Hey Manhtu, did they have many left ?


----------



## Fishfur

I got a small amount of powder from Igor, when I got some plants from him and daphnia. He said he got it from the US, and it cost quite a bit with shipping, but it's fairly large bag.. half a pound, and very fine, about 100 microns, more or less. I was thinking of ordering some myself, it seems to be well accepted.

There is an online store here in Toronto that stocks spirulina powder. I've dealt with them before, they're pretty good, so I've written to ask if they know the micron size of either of the two powders they stock. Neither is cheap, but you can pick up orders in Toronto, out Danforth way, to save on shipping. Hopefully I will hear back from them, but probably not 'til after the weekend now.
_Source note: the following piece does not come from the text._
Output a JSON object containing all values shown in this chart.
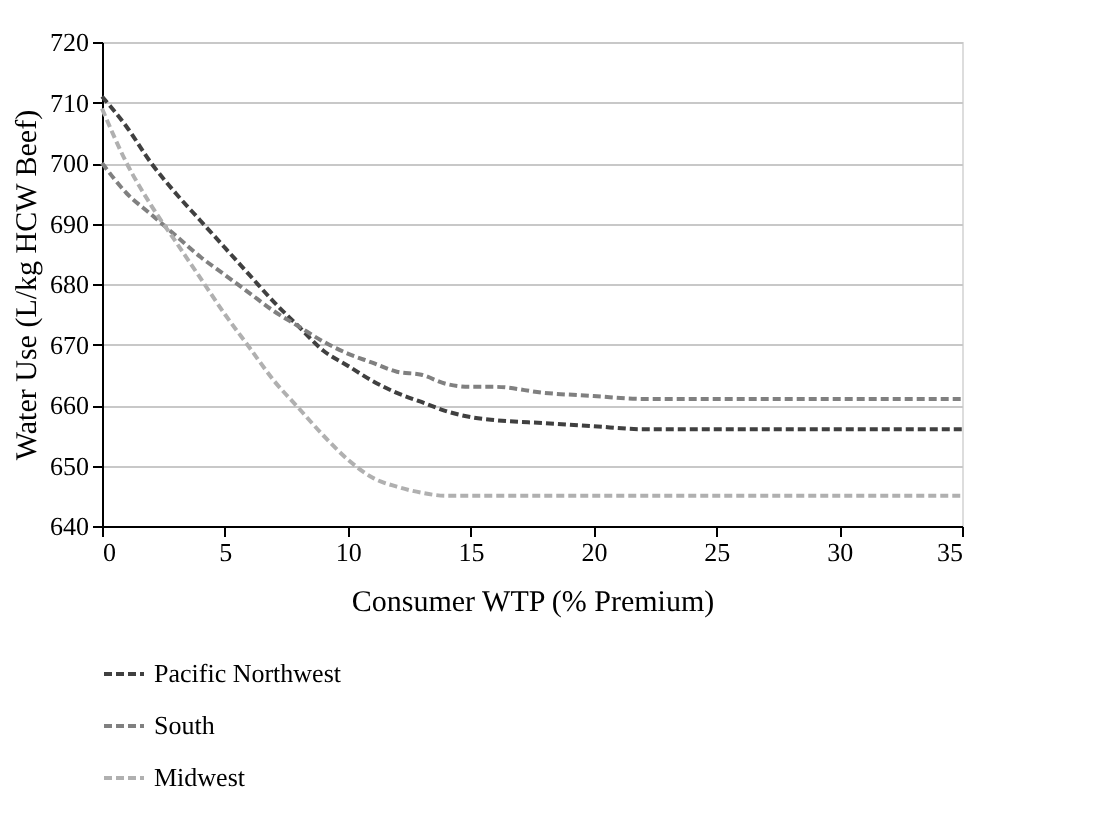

Now I have done a more extensive search, there are a few sources here in Canada, but prices are high.. depends somewhat on brand, but a pound is around sixty bucks. One place offers free shipping but that assumes the powder is fine enough to do the trick. I wrote them too, they're in Guelph. I could likely stop there on my way to or from London when I visit my Mom.. but it's a lot of money to feed to clams and shrimp ! I'm thinking greenwater is much cheaper and probably just as good, but not nearly as easy.


----------



## randy

If it's $6/lb then it's not too bad considering every other shrimp specialty food are like $10/oz ;-)

Let me know if you find a good source, even more coarse ones should be good for shrimps.


----------



## Fishfur

Not $6. per pound.. $60. per pound ! But I am looking to see if there are better prices available.. even with shipping added in it might be cheaper in the US.. and the stuff Igor gave me was actually made for Inverts, not for human consumption. All the one's I've found so far have been for human consumption, presumably made to higher standards, and thus, costly. All the algal supplements for human consumption are quite expensive, but I'm still trying to find the link Igor gave me to look up the product so I'd know what it was he was talking about. I'll post when I find it. I have to admit, when I see the pics of the various products, they all look pretty much the same.. super fine looking powder, similar consistency to baby powder.


----------



## manmadecorals

Fishfur said:


> Hey Manhtu, did they have many left ?


yup lots left


----------



## Fishfur

They sure do have lots left, I got six today. Got a reply from one spirulina supplier.. I have to contact the manufacturer to find out the particle size.. but they gave me contact numbers, which I will try calling to see if they know how fine the powders are.


----------



## randy

Fishfur said:


> They sure do have lots left, I got six today. Got a reply from one spirulina supplier.. I have to contact the manufacturer to find out the particle size.. but they gave me contact numbers, which I will try calling to see if they know how fine the powders are.


Thanks and keep us posted.


----------



## Fishfur

I also learned it can be had in tablet form.. easier for humans to consume that way, but I bet tablets would be easier to feed to adult shrimps.. and could always be either crushed or ground and mixed with water to feed for filter feeders. Not sure if there is anything else in the tablets, like a binder of some kind. Have to check and find out.


----------